LifeTracer is a unique approach to data analysis. Rather than reconstructing each structure, it works by taking fragmented puzzle pieces and analyzing them to find specific patterns.

These puzzle pieces are characterized by mass and two other chemical properties and organized into a large matrix that describes the set of molecules present in each sample. A machine learning model is then trained to distinguish between meteorites and terrestrial material on Earth's surface based on the types of molecules present in each.

One of the most common forms of machine learning is called supervised learning. We will take many input-output pairs as examples and learn the rules for proceeding from input to output. Even though there were only 18 samples in these examples, LifeTracer performed very well.

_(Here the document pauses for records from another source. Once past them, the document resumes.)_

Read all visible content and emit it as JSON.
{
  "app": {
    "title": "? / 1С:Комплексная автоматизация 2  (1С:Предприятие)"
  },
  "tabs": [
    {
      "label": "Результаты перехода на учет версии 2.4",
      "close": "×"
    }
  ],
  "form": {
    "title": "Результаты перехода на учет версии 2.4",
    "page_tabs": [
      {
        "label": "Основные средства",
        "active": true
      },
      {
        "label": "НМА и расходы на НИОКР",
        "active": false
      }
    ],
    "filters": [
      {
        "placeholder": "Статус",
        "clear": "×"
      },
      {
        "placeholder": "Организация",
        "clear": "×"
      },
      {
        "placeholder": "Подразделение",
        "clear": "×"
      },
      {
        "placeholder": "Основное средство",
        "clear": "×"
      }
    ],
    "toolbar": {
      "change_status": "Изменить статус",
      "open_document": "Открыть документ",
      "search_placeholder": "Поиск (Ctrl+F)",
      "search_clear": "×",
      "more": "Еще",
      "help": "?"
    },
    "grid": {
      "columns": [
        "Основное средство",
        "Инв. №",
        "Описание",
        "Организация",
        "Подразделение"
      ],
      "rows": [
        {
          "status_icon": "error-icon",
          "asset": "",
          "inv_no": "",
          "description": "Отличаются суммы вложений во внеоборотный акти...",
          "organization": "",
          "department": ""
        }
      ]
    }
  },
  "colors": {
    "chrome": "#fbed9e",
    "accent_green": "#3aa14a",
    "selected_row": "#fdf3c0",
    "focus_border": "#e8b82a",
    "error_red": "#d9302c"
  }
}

It consistently separated abiotic from biological sources.

What mattered most to LifeTracer was not the presence of specific molecules, but the overall distribution of chemical fingerprints found in each sample. Meteorite samples tend to contain more volatile compounds, which evaporate or break down more easily. This reflects the type of chemistry most common in the cold environment of the universe.

A graph showing clusters of dots representing molecules. Some are red and some are blue.
This figure shows compounds identified by LifeTracer, highlighting the most predictive molecular fragments that distinguish between abiotic and biological samples. Compounds in red are associated with non-biological chemistry and compounds in blue are associated with biological chemistry.
Saeedi et al., 2025, CC BY-NC-ND

Several types of molecules called polycyclic aromatic hydrocarbons were present in both groups, but they had unique structural differences that the model could resolve. The sulfur-containing compound 1,2,4-trithiolane emerged as a powerful marker for abiotic samples, whereas terrestrial materials contained products formed by biological processes.

These findings suggest that the contrast between life and non-life is not defined by a single chemical cue, but by how a whole set of organic molecules is organized. By focusing on patterns rather than assumptions about which molecules life “should” use, approaches like LifeTracer open up new possibilities for evaluating samples returned from missions to Mars, its moons Phobos and Deimos, Jupiter's moon Europa, and Saturn's moon Enceladus.

After landing, the sample return capsule is a black box placed on the ground.
Bennu asteroid sample return capsule used in the OSIRIS-REx mission.
Keegan Barber/NASA (via AP)

Future samples may contain a mixture of organic matter from multiple sources, both biological and non-biological. Rather than relying only on a few well-known molecules, we can now assess whether the entire chemical landscape is closer to biology or more like random geochemistry.

LifeTracer is not a universal life detector. Rather, it provides a basis for interpreting complex organic mixtures. Bennu's discovery reminds us that while life-friendly chemistry may be pervasive throughout the solar system, chemistry alone is not equivalent to biology.

To tell the difference, scientists need all the tools we can build. We need not only better spacecraft and equipment, but also smarter ways to read the stories written in the molecules scientists bring back.